Para graduados num mercado de trabalho cada vez mais competitivo, os chatbots são uma forma de lidar com um processo potencialmente avassalador. Ayushman Nath, aluno do segundo ano da Universidade de Cambridge, disse que muitos de seus colegas usaram o ChatGPT, o chatbot público lançado pela OpenAI, apoiada pela Microsoft, pedindo-lhe para escrever cartas de apresentação para empresas específicas. Ele conhece pessoas que avançaram nas primeiras rodadas ou conseguiram estágios usando cartas de apresentação e aplicativos escritos pelo ChatGPT.

"Pela minha experiência, é bom para pular as barreiras iniciais. As rodadas iniciais de filtragem não são personalizadas, parecem muito remotas e não humanas. Tudo é tão automatizado", diz Nath sobre os processos de recrutamento atuais.

Nath e seus colegas também foram submetidos a entrevistas em vídeo automatizadas, realizadas por provedores de tecnologia de recrutamento como a HireVue, que grava candidatos respondendo a perguntas predeterminadas, geralmente com um limite de tempo para cada resposta.

Às vezes as gravações são assistidas pelos gerentes de contratação do empregador; ou os algoritmos de IA da plataforma avaliarão o desempenho de cada candidato procurando palavras-chave na descrição do cargo.

A empresa ainda não lançou nenhum produto generativo de IA, mas sua principal cientista de dados, Lindsey Zuloaga, disse que sua equipe está testando ferramentas como chatbots para preparar entrevistas e extrair informações de entrevistas em vídeo.

"Esses sistemas são poderosos, mas também podem estar errados. Como podemos implementá-los com cuidado e foco ético?", disse ela.

Grace Lordan, economista da London School of Economics e diretora da The Inclusion Initiative, que estuda a diversidade em ambientes corporativos, disse que as empresas, principalmente os grupos de tecnologia, estão experimentando IA generativa para realizar entrevistas iniciais.

"Uma das maiores áreas de viés é, na verdade, a entrevista", afirmou ela. "É aí que entra o viés de afinidade das pessoas, ou viés representativo, que significa escolher pessoas que se parecem com outras na organização."

Entrevistas conduzidas por IA podem ajudar a remover esse viés, diz ela. "A IA generativa é bastante convincente como avatar. Usar a IA como mais um ponto de dados sério permitirá a resistência das máquinas [contra o viés humano]."

Mais empregadores também estão usando novos métodos de avaliação para ampliar o grupo de candidatos dos quais selecionam, em meio à escassez global de capacitação e mão de obra e à medida que pressionam para melhorar a diversidade.

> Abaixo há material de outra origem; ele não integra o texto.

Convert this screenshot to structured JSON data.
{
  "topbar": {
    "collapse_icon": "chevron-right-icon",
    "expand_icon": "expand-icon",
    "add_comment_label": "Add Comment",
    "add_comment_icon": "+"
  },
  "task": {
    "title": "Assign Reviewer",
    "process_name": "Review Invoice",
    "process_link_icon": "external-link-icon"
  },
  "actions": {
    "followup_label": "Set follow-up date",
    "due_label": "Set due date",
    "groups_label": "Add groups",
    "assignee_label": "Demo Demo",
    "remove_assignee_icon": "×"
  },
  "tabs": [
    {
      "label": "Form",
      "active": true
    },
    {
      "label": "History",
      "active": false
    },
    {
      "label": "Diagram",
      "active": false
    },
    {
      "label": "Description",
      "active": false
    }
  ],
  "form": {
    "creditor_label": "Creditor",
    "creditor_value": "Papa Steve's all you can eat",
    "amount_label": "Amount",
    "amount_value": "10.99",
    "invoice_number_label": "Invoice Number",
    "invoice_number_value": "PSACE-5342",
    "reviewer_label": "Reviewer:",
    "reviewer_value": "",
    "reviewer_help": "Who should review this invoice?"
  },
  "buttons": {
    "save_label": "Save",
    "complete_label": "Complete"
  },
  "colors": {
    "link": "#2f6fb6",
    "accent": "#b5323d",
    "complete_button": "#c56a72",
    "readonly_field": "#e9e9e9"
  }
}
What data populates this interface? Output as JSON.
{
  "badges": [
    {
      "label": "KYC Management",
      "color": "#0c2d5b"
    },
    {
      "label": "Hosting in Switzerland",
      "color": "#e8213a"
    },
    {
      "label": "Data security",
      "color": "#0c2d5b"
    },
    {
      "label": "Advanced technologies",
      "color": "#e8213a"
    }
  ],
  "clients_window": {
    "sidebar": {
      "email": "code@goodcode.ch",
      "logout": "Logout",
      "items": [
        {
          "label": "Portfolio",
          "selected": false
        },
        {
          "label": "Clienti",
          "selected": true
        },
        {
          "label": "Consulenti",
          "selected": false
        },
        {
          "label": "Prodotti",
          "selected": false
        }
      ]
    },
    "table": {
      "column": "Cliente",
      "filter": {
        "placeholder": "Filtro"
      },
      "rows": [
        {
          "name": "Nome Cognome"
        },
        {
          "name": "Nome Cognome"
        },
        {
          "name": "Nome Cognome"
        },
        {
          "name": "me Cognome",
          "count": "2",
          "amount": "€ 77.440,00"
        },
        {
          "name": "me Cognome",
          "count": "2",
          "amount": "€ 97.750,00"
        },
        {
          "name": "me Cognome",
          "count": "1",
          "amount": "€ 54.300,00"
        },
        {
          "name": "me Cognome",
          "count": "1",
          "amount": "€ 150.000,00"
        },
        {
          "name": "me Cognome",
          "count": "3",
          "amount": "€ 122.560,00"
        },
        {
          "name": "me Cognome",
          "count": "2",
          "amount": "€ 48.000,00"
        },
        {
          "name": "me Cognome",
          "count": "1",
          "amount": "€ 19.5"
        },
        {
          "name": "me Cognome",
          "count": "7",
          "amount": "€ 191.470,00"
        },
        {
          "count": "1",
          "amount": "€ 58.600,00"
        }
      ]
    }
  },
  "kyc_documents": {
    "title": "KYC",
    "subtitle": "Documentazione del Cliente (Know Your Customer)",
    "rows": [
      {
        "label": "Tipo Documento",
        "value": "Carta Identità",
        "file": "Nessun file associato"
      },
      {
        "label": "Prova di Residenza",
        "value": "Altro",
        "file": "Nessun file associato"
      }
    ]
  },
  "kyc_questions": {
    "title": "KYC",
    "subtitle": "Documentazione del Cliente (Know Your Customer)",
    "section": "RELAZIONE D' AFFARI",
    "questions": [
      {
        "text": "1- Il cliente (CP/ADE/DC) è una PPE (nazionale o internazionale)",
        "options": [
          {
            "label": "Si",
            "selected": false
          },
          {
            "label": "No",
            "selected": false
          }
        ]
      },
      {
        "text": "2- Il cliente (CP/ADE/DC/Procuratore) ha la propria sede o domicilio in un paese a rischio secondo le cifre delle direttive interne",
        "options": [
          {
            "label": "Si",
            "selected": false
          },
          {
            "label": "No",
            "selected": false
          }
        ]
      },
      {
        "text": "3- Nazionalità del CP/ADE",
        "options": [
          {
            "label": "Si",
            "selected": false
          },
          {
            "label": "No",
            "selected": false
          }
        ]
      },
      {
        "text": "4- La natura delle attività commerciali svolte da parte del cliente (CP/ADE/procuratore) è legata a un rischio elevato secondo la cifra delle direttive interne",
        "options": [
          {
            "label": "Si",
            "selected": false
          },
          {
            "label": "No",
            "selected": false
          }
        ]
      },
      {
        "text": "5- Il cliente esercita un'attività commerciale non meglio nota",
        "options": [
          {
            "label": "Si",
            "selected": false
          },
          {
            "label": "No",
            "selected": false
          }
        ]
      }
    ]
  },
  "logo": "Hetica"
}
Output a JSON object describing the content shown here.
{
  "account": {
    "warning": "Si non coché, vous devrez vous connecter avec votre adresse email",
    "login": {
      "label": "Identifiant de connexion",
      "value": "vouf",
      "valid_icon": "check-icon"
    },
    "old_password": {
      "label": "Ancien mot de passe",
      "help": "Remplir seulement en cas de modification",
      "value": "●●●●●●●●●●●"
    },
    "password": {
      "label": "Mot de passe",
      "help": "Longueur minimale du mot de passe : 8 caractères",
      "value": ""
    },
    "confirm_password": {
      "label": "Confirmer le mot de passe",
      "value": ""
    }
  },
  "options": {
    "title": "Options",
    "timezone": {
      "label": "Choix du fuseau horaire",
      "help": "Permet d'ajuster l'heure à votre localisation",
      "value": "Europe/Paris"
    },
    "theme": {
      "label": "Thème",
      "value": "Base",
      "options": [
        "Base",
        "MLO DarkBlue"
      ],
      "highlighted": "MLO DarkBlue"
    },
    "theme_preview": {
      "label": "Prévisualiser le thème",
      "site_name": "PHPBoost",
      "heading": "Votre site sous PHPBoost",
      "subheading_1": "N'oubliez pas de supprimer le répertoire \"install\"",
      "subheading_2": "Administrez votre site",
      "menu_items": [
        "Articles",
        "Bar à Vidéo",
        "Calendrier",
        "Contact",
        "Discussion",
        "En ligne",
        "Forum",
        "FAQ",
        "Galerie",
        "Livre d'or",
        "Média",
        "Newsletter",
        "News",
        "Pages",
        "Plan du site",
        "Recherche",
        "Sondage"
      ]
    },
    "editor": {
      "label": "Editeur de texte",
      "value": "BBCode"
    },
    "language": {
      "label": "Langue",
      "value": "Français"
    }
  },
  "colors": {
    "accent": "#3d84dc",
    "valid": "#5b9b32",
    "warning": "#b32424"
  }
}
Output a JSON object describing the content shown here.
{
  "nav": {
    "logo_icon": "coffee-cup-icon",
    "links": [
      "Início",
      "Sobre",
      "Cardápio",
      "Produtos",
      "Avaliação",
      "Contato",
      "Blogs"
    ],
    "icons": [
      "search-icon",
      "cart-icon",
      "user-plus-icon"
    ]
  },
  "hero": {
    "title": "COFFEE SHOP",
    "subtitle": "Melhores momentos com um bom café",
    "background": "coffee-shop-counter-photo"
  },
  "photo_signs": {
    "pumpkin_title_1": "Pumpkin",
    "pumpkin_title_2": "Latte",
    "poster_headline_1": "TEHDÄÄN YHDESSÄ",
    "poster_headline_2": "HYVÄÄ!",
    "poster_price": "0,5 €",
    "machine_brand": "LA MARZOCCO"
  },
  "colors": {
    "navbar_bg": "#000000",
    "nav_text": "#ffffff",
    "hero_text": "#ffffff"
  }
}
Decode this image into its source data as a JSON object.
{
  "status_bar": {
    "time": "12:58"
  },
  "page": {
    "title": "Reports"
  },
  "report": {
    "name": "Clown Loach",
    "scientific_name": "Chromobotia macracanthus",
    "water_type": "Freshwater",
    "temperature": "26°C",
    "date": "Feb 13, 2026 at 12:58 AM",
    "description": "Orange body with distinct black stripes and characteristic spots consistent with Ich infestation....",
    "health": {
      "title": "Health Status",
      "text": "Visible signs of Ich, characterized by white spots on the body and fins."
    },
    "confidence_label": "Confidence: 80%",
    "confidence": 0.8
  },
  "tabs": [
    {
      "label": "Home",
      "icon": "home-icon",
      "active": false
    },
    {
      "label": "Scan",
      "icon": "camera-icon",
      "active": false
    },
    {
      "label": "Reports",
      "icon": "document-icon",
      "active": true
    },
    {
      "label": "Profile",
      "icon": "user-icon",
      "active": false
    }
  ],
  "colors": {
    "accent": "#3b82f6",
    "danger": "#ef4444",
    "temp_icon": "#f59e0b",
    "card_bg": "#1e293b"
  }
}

Sistemas automatizados projetados para contratar uma força de trabalho mais diversificada podem encontrar candidatos que, de outra forma, seriam negligenciados devido a problemas de saúde, lacunas no emprego ou porque não possuem um diploma ou são de origem não tradicional.

ChatGPT é ponto de partida, não substituto, dizem especialistas

Mas, embora o ChatGPT seja um ponto de partida útil para uma carta de apresentação ou para conhecer o histórico de um potencial empregador, os recrutadores dizem que não é substituto para você mesmo escrever uma apresentação.

Nath, o estudante de Cambridge, disse: "As empresas estão procurando uma relação com as pessoas de lá, como contatar alguém da empresa ou uma informação que não está no site. E essas coisas só podem ser cultivadas por interações pessoais, não por modelos de IA".

Hunter, da Adzuna, concorda: "A advertência que eu daria aos candidatos a emprego é que a IA pode atuar como um bom copiloto, mas não deixe a tecnologia tentar fazer tudo por você. É uma tecnologia muito nova, vai gerar respostas padronizadas. Se você permitir que as interações iniciais com o empregador sejam totalmente executadas pela IA, não conseguirá fazer o trabalho".